On le voit souvent entouré de beautés féminines à bord de splendides voitures. Fragile, Augusto vit sa vie à cent à l'heure emporté par le tourbillon d'une vie qu'il ne contrôle pas. Cette vie d'excès va lentement le mener à sa perte. Incapable de gérer sa notoriété si petite soit elle, étourdi par ce faste, Augusto commence à user et abuser de produits stupéfiants. La drogue le rend particulièrement violent. Sous ses effets, il devient hors de contrôle. Si on continue de parler de Augusto dans les journaux ce n'est désormais plus pour ses films mais pour relater ses frasques. Il fait l'objet de plusieurs arrestations et dénonciations, Il est à l'origine de nombreuses rixes et se fait même expulser de France pour avoir déclenché une violente bagarre sur la Côte d'Azur. De retour à Terni, il est de nouveau arrêté et incarcéré pour cette fois outrage à un agent de la force publique.
Nous sommes en fin d'année 1971. Si Augusto tourne un ultime film, le seul où il a un rôle non seulement parlant mais bien plus conséquent, Il ritorno di Clint il solitario, un solide western avec Klaus Kinski dans lequel il interprète Ross, un voyou, la vie du jeune comédien, en totale roue libre, se transforme en un cauchemar sans fin. Il est non seulement accusé d'incitation à la prostitution en février 1972 mais également d'avoir séquestré, attaché et torturé durant 48 heures son ex-petite amie et mère de son fils. Augusto s'est acharné sur la jeune femme après l'avoir drogué en la mordant, la fouettant, la frappant, la lacérant.

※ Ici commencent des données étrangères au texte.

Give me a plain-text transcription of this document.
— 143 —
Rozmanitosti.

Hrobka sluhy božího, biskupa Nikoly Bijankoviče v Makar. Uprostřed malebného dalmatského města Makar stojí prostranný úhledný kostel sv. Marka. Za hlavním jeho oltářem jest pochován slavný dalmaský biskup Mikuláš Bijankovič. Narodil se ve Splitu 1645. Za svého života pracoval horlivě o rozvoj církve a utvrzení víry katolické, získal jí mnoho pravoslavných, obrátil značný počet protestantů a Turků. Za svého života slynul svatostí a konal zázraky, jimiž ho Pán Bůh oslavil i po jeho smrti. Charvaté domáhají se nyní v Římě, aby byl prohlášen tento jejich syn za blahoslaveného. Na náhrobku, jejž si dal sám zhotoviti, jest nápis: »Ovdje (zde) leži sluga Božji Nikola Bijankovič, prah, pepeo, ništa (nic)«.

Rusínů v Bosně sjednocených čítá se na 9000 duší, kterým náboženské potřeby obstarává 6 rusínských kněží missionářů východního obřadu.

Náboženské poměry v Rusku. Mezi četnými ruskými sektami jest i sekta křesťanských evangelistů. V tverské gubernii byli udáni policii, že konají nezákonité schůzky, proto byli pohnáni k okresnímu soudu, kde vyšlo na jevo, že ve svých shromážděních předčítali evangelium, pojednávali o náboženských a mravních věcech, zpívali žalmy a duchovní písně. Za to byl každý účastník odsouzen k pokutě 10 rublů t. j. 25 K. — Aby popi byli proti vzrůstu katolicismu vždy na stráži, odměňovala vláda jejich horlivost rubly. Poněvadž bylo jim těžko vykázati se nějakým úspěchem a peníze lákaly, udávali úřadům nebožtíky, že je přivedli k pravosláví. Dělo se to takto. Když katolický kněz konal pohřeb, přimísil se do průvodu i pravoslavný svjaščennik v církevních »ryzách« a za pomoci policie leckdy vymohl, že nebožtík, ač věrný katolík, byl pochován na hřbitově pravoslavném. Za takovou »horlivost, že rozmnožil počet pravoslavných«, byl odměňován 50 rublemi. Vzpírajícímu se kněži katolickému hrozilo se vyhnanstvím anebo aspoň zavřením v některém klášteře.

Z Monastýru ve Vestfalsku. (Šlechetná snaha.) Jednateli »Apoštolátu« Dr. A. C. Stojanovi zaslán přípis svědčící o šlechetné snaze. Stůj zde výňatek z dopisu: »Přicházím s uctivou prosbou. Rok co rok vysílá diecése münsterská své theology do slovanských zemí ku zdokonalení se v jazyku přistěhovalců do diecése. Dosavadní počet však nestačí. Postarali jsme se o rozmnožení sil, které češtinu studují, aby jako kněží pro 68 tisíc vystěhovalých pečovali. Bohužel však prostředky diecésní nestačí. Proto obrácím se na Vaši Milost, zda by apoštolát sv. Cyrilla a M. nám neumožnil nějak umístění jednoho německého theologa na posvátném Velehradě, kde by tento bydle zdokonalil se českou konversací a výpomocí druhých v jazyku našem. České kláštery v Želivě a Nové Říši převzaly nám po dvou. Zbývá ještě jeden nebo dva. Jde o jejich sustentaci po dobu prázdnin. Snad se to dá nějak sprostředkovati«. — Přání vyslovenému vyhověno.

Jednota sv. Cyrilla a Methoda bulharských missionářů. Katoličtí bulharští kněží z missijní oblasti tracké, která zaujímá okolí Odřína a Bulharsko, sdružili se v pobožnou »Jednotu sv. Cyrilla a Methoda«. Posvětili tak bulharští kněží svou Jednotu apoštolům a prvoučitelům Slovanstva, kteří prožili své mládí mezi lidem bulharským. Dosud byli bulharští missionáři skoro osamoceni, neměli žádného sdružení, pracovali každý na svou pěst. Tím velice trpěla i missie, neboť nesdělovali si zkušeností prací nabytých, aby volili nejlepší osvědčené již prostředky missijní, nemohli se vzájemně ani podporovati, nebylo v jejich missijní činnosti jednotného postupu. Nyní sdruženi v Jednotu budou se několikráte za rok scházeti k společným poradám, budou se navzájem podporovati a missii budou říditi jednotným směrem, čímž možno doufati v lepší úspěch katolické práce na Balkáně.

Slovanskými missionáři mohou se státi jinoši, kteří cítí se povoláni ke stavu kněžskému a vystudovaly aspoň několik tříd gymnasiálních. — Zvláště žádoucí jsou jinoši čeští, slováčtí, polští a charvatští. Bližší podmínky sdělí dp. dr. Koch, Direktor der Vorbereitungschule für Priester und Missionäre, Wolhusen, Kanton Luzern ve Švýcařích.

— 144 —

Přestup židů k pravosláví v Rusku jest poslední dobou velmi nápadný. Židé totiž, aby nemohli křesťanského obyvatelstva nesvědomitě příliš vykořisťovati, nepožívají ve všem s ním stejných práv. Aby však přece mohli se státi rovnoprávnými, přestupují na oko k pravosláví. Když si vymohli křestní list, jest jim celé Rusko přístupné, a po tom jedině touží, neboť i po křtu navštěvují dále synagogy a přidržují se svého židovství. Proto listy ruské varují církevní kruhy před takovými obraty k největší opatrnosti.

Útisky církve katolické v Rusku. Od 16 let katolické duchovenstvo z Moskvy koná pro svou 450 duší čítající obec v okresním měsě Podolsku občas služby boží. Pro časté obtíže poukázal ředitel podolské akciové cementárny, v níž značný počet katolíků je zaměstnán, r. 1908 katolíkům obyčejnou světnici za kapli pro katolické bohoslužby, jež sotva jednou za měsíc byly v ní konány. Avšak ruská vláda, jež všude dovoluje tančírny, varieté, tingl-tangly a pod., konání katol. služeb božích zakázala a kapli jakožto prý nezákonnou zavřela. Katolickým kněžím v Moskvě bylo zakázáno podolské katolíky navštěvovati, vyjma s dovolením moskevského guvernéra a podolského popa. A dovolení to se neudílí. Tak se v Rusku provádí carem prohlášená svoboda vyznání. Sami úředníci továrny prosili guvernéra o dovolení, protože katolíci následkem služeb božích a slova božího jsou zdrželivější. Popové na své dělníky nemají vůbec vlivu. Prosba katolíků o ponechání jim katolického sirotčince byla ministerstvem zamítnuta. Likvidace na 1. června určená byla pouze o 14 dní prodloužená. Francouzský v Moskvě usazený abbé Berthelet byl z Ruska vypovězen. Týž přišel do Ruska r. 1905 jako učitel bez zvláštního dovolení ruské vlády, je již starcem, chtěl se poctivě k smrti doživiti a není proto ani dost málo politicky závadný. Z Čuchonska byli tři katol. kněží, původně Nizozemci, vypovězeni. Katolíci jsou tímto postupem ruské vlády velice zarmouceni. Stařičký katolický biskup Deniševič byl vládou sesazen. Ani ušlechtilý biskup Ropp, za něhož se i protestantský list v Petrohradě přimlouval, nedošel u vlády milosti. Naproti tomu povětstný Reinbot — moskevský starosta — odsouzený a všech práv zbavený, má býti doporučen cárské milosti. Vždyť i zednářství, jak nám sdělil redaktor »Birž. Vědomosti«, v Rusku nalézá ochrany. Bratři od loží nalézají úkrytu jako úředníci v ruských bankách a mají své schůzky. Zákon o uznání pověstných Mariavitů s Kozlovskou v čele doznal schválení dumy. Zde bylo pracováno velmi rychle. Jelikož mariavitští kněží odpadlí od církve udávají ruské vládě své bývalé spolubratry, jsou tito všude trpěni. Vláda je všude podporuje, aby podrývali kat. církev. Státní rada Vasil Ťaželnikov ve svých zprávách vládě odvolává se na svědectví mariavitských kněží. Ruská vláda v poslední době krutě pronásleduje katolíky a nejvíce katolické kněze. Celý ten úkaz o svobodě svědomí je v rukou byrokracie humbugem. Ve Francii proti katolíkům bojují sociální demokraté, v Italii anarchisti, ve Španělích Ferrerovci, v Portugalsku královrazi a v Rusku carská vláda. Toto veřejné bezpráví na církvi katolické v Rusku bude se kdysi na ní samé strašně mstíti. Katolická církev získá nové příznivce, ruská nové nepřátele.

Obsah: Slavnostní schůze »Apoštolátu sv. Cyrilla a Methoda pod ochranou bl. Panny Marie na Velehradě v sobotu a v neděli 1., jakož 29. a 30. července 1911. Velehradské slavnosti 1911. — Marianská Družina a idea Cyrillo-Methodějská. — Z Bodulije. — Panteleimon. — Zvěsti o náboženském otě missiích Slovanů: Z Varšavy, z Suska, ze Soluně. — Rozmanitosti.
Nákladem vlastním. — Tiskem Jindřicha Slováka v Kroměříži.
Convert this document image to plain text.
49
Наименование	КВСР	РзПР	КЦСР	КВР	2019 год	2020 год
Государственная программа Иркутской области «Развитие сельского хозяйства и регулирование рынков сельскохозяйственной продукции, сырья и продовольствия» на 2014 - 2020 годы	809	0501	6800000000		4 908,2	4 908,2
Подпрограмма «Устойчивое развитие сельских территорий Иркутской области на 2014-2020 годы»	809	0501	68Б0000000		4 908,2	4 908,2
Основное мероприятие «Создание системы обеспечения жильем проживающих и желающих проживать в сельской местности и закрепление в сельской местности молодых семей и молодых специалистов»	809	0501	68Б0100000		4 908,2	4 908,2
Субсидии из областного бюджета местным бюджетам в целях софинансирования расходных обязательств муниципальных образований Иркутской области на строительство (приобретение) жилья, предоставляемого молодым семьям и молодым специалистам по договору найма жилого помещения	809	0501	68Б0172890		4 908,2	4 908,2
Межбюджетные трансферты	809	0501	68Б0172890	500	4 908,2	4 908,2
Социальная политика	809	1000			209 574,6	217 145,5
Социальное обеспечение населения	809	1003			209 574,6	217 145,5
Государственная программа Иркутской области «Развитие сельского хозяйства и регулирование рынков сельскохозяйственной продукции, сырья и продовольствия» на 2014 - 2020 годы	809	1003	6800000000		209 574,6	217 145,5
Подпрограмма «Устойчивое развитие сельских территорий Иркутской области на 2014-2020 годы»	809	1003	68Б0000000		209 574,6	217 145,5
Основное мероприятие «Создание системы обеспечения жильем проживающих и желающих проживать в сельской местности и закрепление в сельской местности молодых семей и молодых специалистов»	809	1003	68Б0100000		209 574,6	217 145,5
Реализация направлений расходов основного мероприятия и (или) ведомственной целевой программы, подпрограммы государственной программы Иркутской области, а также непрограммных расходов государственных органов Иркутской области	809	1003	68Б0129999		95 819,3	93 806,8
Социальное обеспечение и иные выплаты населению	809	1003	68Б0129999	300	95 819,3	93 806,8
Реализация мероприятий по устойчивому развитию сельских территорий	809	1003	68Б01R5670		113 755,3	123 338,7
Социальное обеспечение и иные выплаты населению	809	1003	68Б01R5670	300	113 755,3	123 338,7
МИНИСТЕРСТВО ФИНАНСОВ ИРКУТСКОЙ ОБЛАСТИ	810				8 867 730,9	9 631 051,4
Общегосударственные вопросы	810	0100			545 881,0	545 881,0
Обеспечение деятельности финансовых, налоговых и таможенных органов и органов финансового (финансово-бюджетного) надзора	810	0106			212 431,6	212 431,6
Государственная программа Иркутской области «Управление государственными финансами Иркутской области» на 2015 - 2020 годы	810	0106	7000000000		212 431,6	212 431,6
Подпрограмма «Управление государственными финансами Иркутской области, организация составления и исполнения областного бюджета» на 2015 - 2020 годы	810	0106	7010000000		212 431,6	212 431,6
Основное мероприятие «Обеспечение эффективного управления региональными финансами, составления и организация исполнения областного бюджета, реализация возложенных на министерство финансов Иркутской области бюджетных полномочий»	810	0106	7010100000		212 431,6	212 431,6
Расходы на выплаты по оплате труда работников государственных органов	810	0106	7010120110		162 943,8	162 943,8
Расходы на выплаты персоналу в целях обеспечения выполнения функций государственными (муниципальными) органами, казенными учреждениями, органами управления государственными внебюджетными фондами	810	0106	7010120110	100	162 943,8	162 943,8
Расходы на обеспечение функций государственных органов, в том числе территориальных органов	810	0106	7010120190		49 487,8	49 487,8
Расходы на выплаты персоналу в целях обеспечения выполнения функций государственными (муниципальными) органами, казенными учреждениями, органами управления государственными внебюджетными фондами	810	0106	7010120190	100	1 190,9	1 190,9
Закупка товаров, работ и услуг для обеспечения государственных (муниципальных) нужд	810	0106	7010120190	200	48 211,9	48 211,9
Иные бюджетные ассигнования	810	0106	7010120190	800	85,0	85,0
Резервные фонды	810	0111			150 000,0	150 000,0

En juillet 1972, il s'exile dans une communauté hippie à Ibiza où il fera parler une dernière fois de lui après qu'un paysan l'ait accusé d'avoir violenté sa fille. Le jeune homme déchu soigne ses angoisses en prenant des doses massives de LSD jusqu'à ce 15 aout 1972, jour où il disparait de chez lui. Un fermier retrouvera son cadavre en décomposition le 20 septembre. Sa dernière compagne, une hippy belge, reconnaitra la dépouille de Augusto.
La découverte de son corps sera à l'origine de nombreuses interrogations quant aux causes du décès. Sa petite amie parlera de suicide en n'écartant pas la mort par overdose de LSD. Les autorités espagnoles soulèveront l'hypothèse d'un règlement de compte entre dealers, une piste retenue suite à un appel anonyme que le père de Augusto reçut quelques temps plus tard. L'autopsie ne réussira cependant pas à clarifier les raisons de sa mort qui à ce jour demeure un mystère. L'acteur avait tout juste 31 ans.
Augusto Pescarini est un nouvel exemple du revers de la célébrité dans lequel tant de jeunes artistes, trop peu préparés, trop fragiles, se sont perdus, détruits par ce faste qu'elle apporte, ses miroirs aux alouettes, ses paradis artificiels. Si son nom restera à jamais associé à une renommée aussi éphémère que maudite, sa mort demeurera quant à elle une des plus horrible qu'on puisse imaginer. Augusto Pescarini rejoint ainsi le cercle assez fermé des destins les plus tragiques qu'ait connu le monde du cinéma de genre italien.